L'uomo alzò entrambe le mani, sulla difensiva. "Mi dispiace molto", disse con un accento apparentemente tedesco. "Non intendevo fare alcun male—"
"Non poteva chiederlo ad un adulto?" Disse Reid con forza, fissando l'uomo.
"Ho chiesto alla prima persona che ho visto" protestò l'uomo.
"E quella era una ragazza di quattordici anni?" Reid scosse la testa. "Con chi è qui?"
"Cosa?" chiese l'uomo sconcertato. "Sono... qui con la mia famiglia".
"Davvero? Dove sono?
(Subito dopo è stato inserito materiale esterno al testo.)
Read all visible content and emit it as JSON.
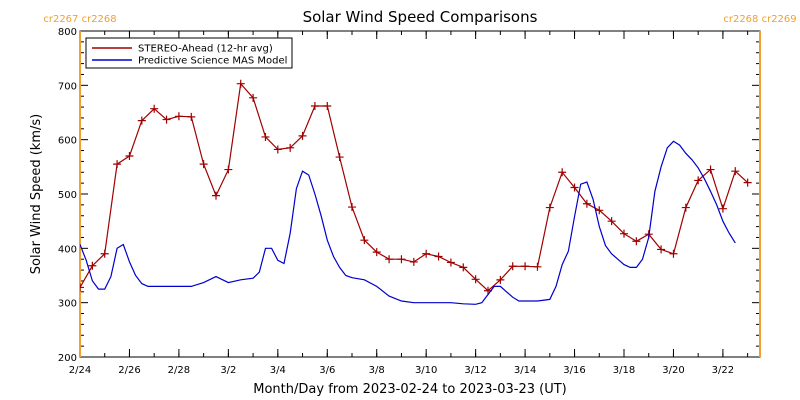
{
  "chart_data": {
    "type": "line",
    "title": "Solar Wind Speed Comparisons",
    "xlabel": "Month/Day from 2023-02-24 to 2023-03-23 (UT)",
    "ylabel": "Solar Wind Speed (km/s)",
    "x_range": [
      "2023-02-24T00:00",
      "2023-03-23T12:00"
    ],
    "ylim": [
      200,
      800
    ],
    "y_ticks": [
      200,
      300,
      400,
      500,
      600,
      700,
      800
    ],
    "x_ticks": [
      {
        "date": "2023-02-24",
        "label": "2/24"
      },
      {
        "date": "2023-02-26",
        "label": "2/26"
      },
      {
        "date": "2023-02-28",
        "label": "2/28"
      },
      {
        "date": "2023-03-02",
        "label": "3/2"
      },
      {
        "date": "2023-03-04",
        "label": "3/4"
      },
      {
        "date": "2023-03-06",
        "label": "3/6"
      },
      {
        "date": "2023-03-08",
        "label": "3/8"
      },
      {
        "date": "2023-03-10",
        "label": "3/10"
      },
      {
        "date": "2023-03-12",
        "label": "3/12"
      },
      {
        "date": "2023-03-14",
        "label": "3/14"
      },
      {
        "date": "2023-03-16",
        "label": "3/16"
      },
      {
        "date": "2023-03-18",
        "label": "3/18"
      },
      {
        "date": "2023-03-20",
        "label": "3/20"
      },
      {
        "date": "2023-03-22",
        "label": "3/22"
      }
    ],
    "carrington_rotations": [
      {
        "date": "2023-02-24T00:00",
        "labels": [
          "cr2267",
          "cr2268"
        ],
        "side": "left"
      },
      {
        "date": "2023-03-23T12:00",
        "labels": [
          "cr2268",
          "cr2269"
        ],
        "side": "right"
      }
    ],
    "legend_position": "top-left",
    "series": [
      {
        "name": "STEREO-Ahead (12-hr avg)",
        "color": "#a00000",
        "marker": "plus",
        "points": [
          [
            "2023-02-24T00:00",
            328
          ],
          [
            "2023-02-24T12:00",
            368
          ],
          [
            "2023-02-25T00:00",
            390
          ],
          [
            "2023-02-25T12:00",
            555
          ],
          [
            "2023-02-26T00:00",
            570
          ],
          [
            "2023-02-26T12:00",
            635
          ],
          [
            "2023-02-27T00:00",
            657
          ],
          [
            "2023-02-27T12:00",
            637
          ],
          [
            "2023-02-28T00:00",
            643
          ],
          [
            "2023-02-28T12:00",
            642
          ],
          [
            "2023-03-01T00:00",
            555
          ],
          [
            "2023-03-01T12:00",
            497
          ],
          [
            "2023-03-02T00:00",
            545
          ],
          [
            "2023-03-02T12:00",
            703
          ],
          [
            "2023-03-03T00:00",
            677
          ],
          [
            "2023-03-03T12:00",
            605
          ],
          [
            "2023-03-04T00:00",
            582
          ],
          [
            "2023-03-04T12:00",
            585
          ],
          [
            "2023-03-05T00:00",
            607
          ],
          [
            "2023-03-05T12:00",
            662
          ],
          [
            "2023-03-06T00:00",
            662
          ],
          [
            "2023-03-06T12:00",
            568
          ],
          [
            "2023-03-07T00:00",
            476
          ],
          [
            "2023-03-07T12:00",
            415
          ],
          [
            "2023-03-08T00:00",
            393
          ],
          [
            "2023-03-08T12:00",
            380
          ],
          [
            "2023-03-09T00:00",
            380
          ],
          [
            "2023-03-09T12:00",
            375
          ],
          [
            "2023-03-10T00:00",
            390
          ],
          [
            "2023-03-10T12:00",
            385
          ],
          [
            "2023-03-11T00:00",
            374
          ],
          [
            "2023-03-11T12:00",
            365
          ],
          [
            "2023-03-12T00:00",
            343
          ],
          [
            "2023-03-12T12:00",
            322
          ],
          [
            "2023-03-13T00:00",
            342
          ],
          [
            "2023-03-13T12:00",
            367
          ],
          [
            "2023-03-14T00:00",
            367
          ],
          [
            "2023-03-14T12:00",
            366
          ],
          [
            "2023-03-15T00:00",
            475
          ],
          [
            "2023-03-15T12:00",
            540
          ],
          [
            "2023-03-16T00:00",
            512
          ],
          [
            "2023-03-16T12:00",
            482
          ],
          [
            "2023-03-17T00:00",
            470
          ],
          [
            "2023-03-17T12:00",
            450
          ],
          [
            "2023-03-18T00:00",
            427
          ],
          [
            "2023-03-18T12:00",
            413
          ],
          [
            "2023-03-19T00:00",
            426
          ],
          [
            "2023-03-19T12:00",
            398
          ],
          [
            "2023-03-20T00:00",
            390
          ],
          [
            "2023-03-20T12:00",
            475
          ],
          [
            "2023-03-21T00:00",
            525
          ],
          [
            "2023-03-21T12:00",
            545
          ],
          [
            "2023-03-22T00:00",
            473
          ],
          [
            "2023-03-22T12:00",
            542
          ],
          [
            "2023-03-23T00:00",
            521
          ]
        ]
      },
      {
        "name": "Predictive Science MAS Model",
        "color": "#0000cc",
        "marker": "none",
        "points": [
          [
            "2023-02-24T00:00",
            407
          ],
          [
            "2023-02-24T06:00",
            378
          ],
          [
            "2023-02-24T12:00",
            340
          ],
          [
            "2023-02-24T18:00",
            325
          ],
          [
            "2023-02-25T00:00",
            325
          ],
          [
            "2023-02-25T06:00",
            348
          ],
          [
            "2023-02-25T12:00",
            400
          ],
          [
            "2023-02-25T18:00",
            407
          ],
          [
            "2023-02-26T00:00",
            375
          ],
          [
            "2023-02-26T06:00",
            350
          ],
          [
            "2023-02-26T12:00",
            335
          ],
          [
            "2023-02-26T18:00",
            330
          ],
          [
            "2023-02-27T00:00",
            330
          ],
          [
            "2023-02-27T12:00",
            330
          ],
          [
            "2023-02-28T00:00",
            330
          ],
          [
            "2023-02-28T12:00",
            330
          ],
          [
            "2023-03-01T00:00",
            337
          ],
          [
            "2023-03-01T12:00",
            348
          ],
          [
            "2023-03-02T00:00",
            337
          ],
          [
            "2023-03-02T12:00",
            342
          ],
          [
            "2023-03-03T00:00",
            345
          ],
          [
            "2023-03-03T06:00",
            356
          ],
          [
            "2023-03-03T12:00",
            400
          ],
          [
            "2023-03-03T18:00",
            400
          ],
          [
            "2023-03-04T00:00",
            378
          ],
          [
            "2023-03-04T06:00",
            372
          ],
          [
            "2023-03-04T12:00",
            428
          ],
          [
            "2023-03-04T18:00",
            510
          ],
          [
            "2023-03-05T00:00",
            542
          ],
          [
            "2023-03-05T06:00",
            535
          ],
          [
            "2023-03-05T12:00",
            500
          ],
          [
            "2023-03-05T18:00",
            460
          ],
          [
            "2023-03-06T00:00",
            415
          ],
          [
            "2023-03-06T06:00",
            385
          ],
          [
            "2023-03-06T12:00",
            365
          ],
          [
            "2023-03-06T18:00",
            350
          ],
          [
            "2023-03-07T00:00",
            346
          ],
          [
            "2023-03-07T12:00",
            342
          ],
          [
            "2023-03-08T00:00",
            330
          ],
          [
            "2023-03-08T12:00",
            312
          ],
          [
            "2023-03-09T00:00",
            303
          ],
          [
            "2023-03-09T12:00",
            300
          ],
          [
            "2023-03-10T00:00",
            300
          ],
          [
            "2023-03-11T00:00",
            300
          ],
          [
            "2023-03-11T12:00",
            298
          ],
          [
            "2023-03-12T00:00",
            297
          ],
          [
            "2023-03-12T06:00",
            300
          ],
          [
            "2023-03-12T12:00",
            315
          ],
          [
            "2023-03-12T18:00",
            330
          ],
          [
            "2023-03-13T00:00",
            330
          ],
          [
            "2023-03-13T06:00",
            320
          ],
          [
            "2023-03-13T12:00",
            310
          ],
          [
            "2023-03-13T18:00",
            303
          ],
          [
            "2023-03-14T00:00",
            303
          ],
          [
            "2023-03-14T12:00",
            303
          ],
          [
            "2023-03-15T00:00",
            306
          ],
          [
            "2023-03-15T06:00",
            330
          ],
          [
            "2023-03-15T12:00",
            370
          ],
          [
            "2023-03-15T18:00",
            395
          ],
          [
            "2023-03-16T00:00",
            458
          ],
          [
            "2023-03-16T06:00",
            518
          ],
          [
            "2023-03-16T12:00",
            522
          ],
          [
            "2023-03-16T18:00",
            490
          ],
          [
            "2023-03-17T00:00",
            440
          ],
          [
            "2023-03-17T06:00",
            405
          ],
          [
            "2023-03-17T12:00",
            390
          ],
          [
            "2023-03-17T18:00",
            380
          ],
          [
            "2023-03-18T00:00",
            370
          ],
          [
            "2023-03-18T06:00",
            365
          ],
          [
            "2023-03-18T12:00",
            365
          ],
          [
            "2023-03-18T18:00",
            380
          ],
          [
            "2023-03-19T00:00",
            420
          ],
          [
            "2023-03-19T06:00",
            505
          ],
          [
            "2023-03-19T12:00",
            550
          ],
          [
            "2023-03-19T18:00",
            585
          ],
          [
            "2023-03-20T00:00",
            597
          ],
          [
            "2023-03-20T06:00",
            590
          ],
          [
            "2023-03-20T12:00",
            575
          ],
          [
            "2023-03-20T18:00",
            563
          ],
          [
            "2023-03-21T00:00",
            548
          ],
          [
            "2023-03-21T06:00",
            528
          ],
          [
            "2023-03-21T12:00",
            505
          ],
          [
            "2023-03-21T18:00",
            480
          ],
          [
            "2023-03-22T00:00",
            450
          ],
          [
            "2023-03-22T06:00",
            428
          ],
          [
            "2023-03-22T12:00",
            410
          ]
        ]
      }
    ]
  },
  "colors": {
    "background": "#ffffff",
    "axis": "#000000",
    "cr_marker": "#f0a030",
    "stereo": "#a00000",
    "model": "#0000cc"
  }
}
Me li indichi", chiese Reid.
"Io, io non voglio guai".
“Papà”. Reid si sentì tirare per il braccio. "Lascia stare, papà". Maya lo tirò di nuovo. "È solo un turista".
Reid socchiuse gli occhi. "E' meglio che non la riveda più intorno alle mie ragazze", lo avvertì, "o ci saranno problemi". Si allontanò dall'uomo spaventato mentre Sara, sconcertata, si dirigeva di nuovo verso il divano.
Maya si fermò sul suo cammino con le mani sui fianchi. "Che diavolo è stato?"
Reid si accigliò. "Maya, attenta a come parli..."
"No, stai attento tu", rispose lei. "Papà, poco fa stavi parlando tedesco".
Reid sbatté le palpebre sorpreso. "Davvero?" Non se n'era nemmeno accorto, ma l'uomo con il parka nero si era scusato in tedesco e Reid gli aveva semplicemente risposto nella sua lingua, senza pensarci.
"Spaventerai ancora Sara, facendo cose del genere", accusò Maya.
Le sue spalle si rilassarono "Hai ragione. Mi dispiace. "Pensavo solo…" Pensavi che i trafficanti slovacchi avessero seguito te e le tue ragazze in Svizzera. All'improvviso riconobbe quanto fosse stato ridicolo.